OK. I'm looking forward to tomorrow. "We move in the direction of our dominant thinking," someone says, and I would really like to have the chance to move in a cheerier direction than anything else.

Tomorrow I get to paint at the Garden and talk to Grace Ann and Jeremy. And maybe in the evening we'll go to a movie (some combination of us).

Tuesday, September 05, 2006

What if this is as good as it gets?

Jack Nicholson's gravelly voice speaking those lines has played in my head the last two times I've left my therapist's office. If it weren't so cliche, I'd actually say it out loud. If I thought it were true, I'd.... I don't know. It had better not be true.

So today she and I had this wierd little conversation where I grouped my psychiatrist (not to be confused with her, my therapist/LCSW) in with gay men as a social group. And she said, "Did he share that with you?"

I looked at her like she was stupid and said, "I haven't been "best friends" whether he wants to call it that or not with [various gay men, actually, though we were only talking about one person at the time] for the past 10 years for nothing."

"Pretty well developed gaydar, huh?"


So now that that's out of the way we can move right along...

God. It's so stupid that it's such a big deal, and that sexual orientation affects our world so damn strongly. Get over it.

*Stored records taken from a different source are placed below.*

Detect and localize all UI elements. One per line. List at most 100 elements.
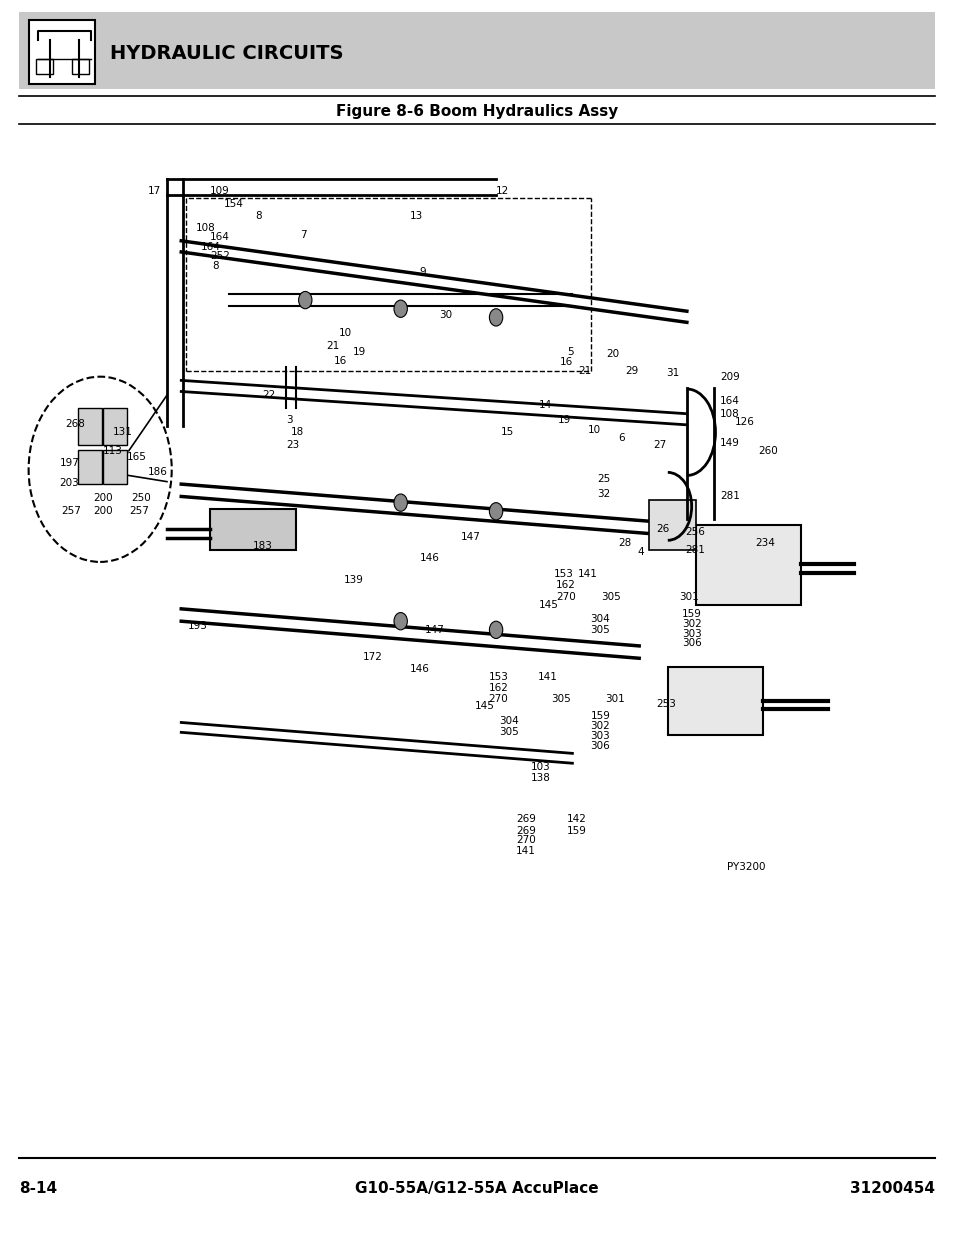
Text: 303: 303 bbox=[681, 629, 701, 638]
Text: 301: 301 bbox=[604, 694, 624, 704]
Text: 20: 20 bbox=[605, 350, 618, 359]
Text: 10: 10 bbox=[338, 329, 352, 338]
Text: 269: 269 bbox=[516, 826, 536, 836]
Text: 108: 108 bbox=[720, 409, 740, 419]
Text: 145: 145 bbox=[538, 600, 558, 610]
Text: 153: 153 bbox=[553, 569, 573, 579]
Text: 159: 159 bbox=[681, 609, 701, 619]
Text: 305: 305 bbox=[600, 592, 620, 601]
Text: 138: 138 bbox=[530, 773, 550, 783]
Text: 183: 183 bbox=[253, 541, 273, 551]
Circle shape bbox=[489, 621, 502, 638]
Text: 154: 154 bbox=[224, 199, 244, 209]
Text: 3: 3 bbox=[286, 415, 293, 425]
Text: HYDRAULIC CIRCUITS: HYDRAULIC CIRCUITS bbox=[110, 43, 343, 63]
Text: 147: 147 bbox=[424, 625, 444, 635]
Text: 281: 281 bbox=[720, 492, 740, 501]
Text: 26: 26 bbox=[656, 524, 669, 534]
Text: 14: 14 bbox=[538, 400, 552, 410]
Text: 164: 164 bbox=[720, 396, 740, 406]
Bar bbox=[696, 525, 801, 605]
Text: 250: 250 bbox=[132, 493, 152, 503]
Text: 234: 234 bbox=[755, 538, 775, 548]
Text: 253: 253 bbox=[656, 699, 676, 709]
Text: 8: 8 bbox=[255, 211, 262, 221]
Text: 17: 17 bbox=[148, 186, 161, 196]
Text: 302: 302 bbox=[681, 619, 701, 629]
Text: 257: 257 bbox=[61, 506, 81, 516]
Bar bbox=[103, 450, 127, 484]
Text: 113: 113 bbox=[103, 446, 123, 456]
Text: 16: 16 bbox=[559, 357, 573, 367]
Text: 29: 29 bbox=[624, 366, 638, 375]
Text: 164: 164 bbox=[210, 232, 230, 242]
Text: 109: 109 bbox=[210, 186, 230, 196]
Text: 6: 6 bbox=[618, 433, 624, 443]
Text: 260: 260 bbox=[758, 446, 778, 456]
Text: 145: 145 bbox=[475, 701, 495, 711]
Bar bbox=[103, 408, 127, 445]
Text: 197: 197 bbox=[60, 458, 80, 468]
Text: 164: 164 bbox=[200, 242, 220, 252]
Text: 126: 126 bbox=[734, 417, 754, 427]
Text: 305: 305 bbox=[551, 694, 571, 704]
Text: 31: 31 bbox=[665, 368, 679, 378]
Bar bbox=[71, 59, 89, 74]
Text: 304: 304 bbox=[590, 614, 610, 624]
Text: 165: 165 bbox=[127, 452, 147, 462]
Text: 159: 159 bbox=[566, 826, 586, 836]
Text: 186: 186 bbox=[148, 467, 168, 477]
Circle shape bbox=[394, 494, 407, 511]
Text: 28: 28 bbox=[618, 538, 631, 548]
Text: 209: 209 bbox=[720, 372, 740, 382]
Text: 30: 30 bbox=[438, 310, 452, 320]
Text: 172: 172 bbox=[362, 652, 382, 662]
Text: 162: 162 bbox=[488, 683, 508, 693]
Text: 252: 252 bbox=[210, 251, 230, 261]
Text: 142: 142 bbox=[566, 814, 586, 824]
Text: 162: 162 bbox=[556, 580, 576, 590]
Text: 141: 141 bbox=[516, 846, 536, 856]
Text: 27: 27 bbox=[653, 440, 666, 450]
Text: 147: 147 bbox=[460, 532, 480, 542]
Text: 159: 159 bbox=[590, 711, 610, 721]
Text: 22: 22 bbox=[262, 390, 275, 400]
Bar bbox=[648, 500, 696, 550]
Text: 10: 10 bbox=[587, 425, 600, 435]
Text: 149: 149 bbox=[720, 438, 740, 448]
Text: 131: 131 bbox=[112, 427, 132, 437]
Text: 306: 306 bbox=[590, 741, 610, 751]
Text: 21: 21 bbox=[326, 341, 339, 351]
Text: 13: 13 bbox=[410, 211, 423, 221]
Circle shape bbox=[394, 613, 407, 630]
Text: 25: 25 bbox=[597, 474, 610, 484]
Bar bbox=[36, 59, 53, 74]
Text: 7: 7 bbox=[300, 230, 307, 240]
Text: PY3200: PY3200 bbox=[726, 862, 764, 872]
Text: 5: 5 bbox=[567, 347, 574, 357]
Text: 139: 139 bbox=[343, 576, 363, 585]
Text: 301: 301 bbox=[679, 592, 699, 601]
Text: 8: 8 bbox=[212, 261, 218, 270]
Text: 303: 303 bbox=[590, 731, 610, 741]
Text: 31200454: 31200454 bbox=[849, 1181, 934, 1195]
Text: 193: 193 bbox=[188, 621, 208, 631]
Bar bbox=[667, 667, 762, 735]
Text: 268: 268 bbox=[65, 419, 85, 429]
Circle shape bbox=[489, 503, 502, 520]
Text: 19: 19 bbox=[558, 415, 571, 425]
Bar bbox=[78, 450, 102, 484]
Text: 306: 306 bbox=[681, 638, 701, 648]
Text: 23: 23 bbox=[286, 440, 299, 450]
Text: 21: 21 bbox=[578, 366, 591, 375]
Text: 16: 16 bbox=[334, 356, 347, 366]
Text: 146: 146 bbox=[419, 553, 439, 563]
Text: 256: 256 bbox=[684, 527, 704, 537]
Text: 270: 270 bbox=[516, 835, 536, 845]
Circle shape bbox=[298, 291, 312, 309]
Bar bbox=[29, 20, 95, 84]
Text: 19: 19 bbox=[353, 347, 366, 357]
Text: 281: 281 bbox=[684, 545, 704, 555]
Text: 9: 9 bbox=[419, 267, 426, 277]
Text: 146: 146 bbox=[410, 664, 430, 674]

I don't care who anyone's sleeping with as long as everyone is nice to me and other people.

And if a few more people could be functionally nice to me, that would be just fine.

Saturday, September 02, 2006

a word about borrow teenagers

They have given me blogging, IM, and, like, hours and hours of work, I mean, fun, love and laughter.

As a person formerly known as "that hard honors English teacher" or "the journalism adviser" or "I don't know anything about the yearbook or the lit mag, go next door," I've gotten to share the best/worst/hardest/easiest/funniest/most difficult and transforming years of more than 1000 people's lives, and I am so blessed to have had that experience.

And I am so lucky and grateful that as I have "left the building" some of those people who knew-me-when are making the effort to stay in my life and let me stay in their lives.

Friday, September 01, 2006

a word about the cane

Despite foot pain and some new wierd things growing on his foot (which he swears will be OK to just get looked at when he sees his podiatrist at the VA in three weeks), he still walked about a mile with me tonight after I drove him to dinner after his 36 hour shift. Turns out it's only residents who have to have 80 hour weeks and get sent home at noon if they spend the night at the hospital. Justin, a third year, got to spend two fitful hours "sleeping" and the rest of the time making sure general surgery patients stayed alive. (Apparently a touch and go situation for some.)

And the cane: at first it was a cool (in his opinion) carved wooden duck's head cane that was given to him by his stepfather's father. That broke in the Museum of the National Library of Congress (because there's a quieter place for dropping potentially sharp objects (now known as weapons) in 2003 Washington DC--sometimes I feel so much safer because I married a white man instead of someone with the complexion of everyone else in my family; not that I think anyone ever racially profiles us (ha! it's soooo fun! grrr...). Then he got a hiking one from REI, which is actually cool. I try to remember or talk him into taking it with him on long walks, but his pride gets in his way. (Plus the hand holding and the walking on anyside of him is a bit awkward.)

I figure in ER or family medicine he can have borrow babies too--so that works pretty well for me. His next rotation is OB/Gyn... I'm not sure I'm thrilled with him having borrow vaginas. On the other hand, he is really clinical about stuff he's been seeing so far--clinical and relatively amusing. Hopefully it won't make him think "it's time" because we've (at least for now) decided that WE need A LOT of time before it's remotely a good idea to have a kid. We're very busy raising ourselves at the moment and figure we have, like, at least, like, ten years worth of work to do before we're, like, emotionally caught up to our real ages and old enough, ya' know? Yay borrow babies! :) Yay borrow puppies! Yay borrow teenagers!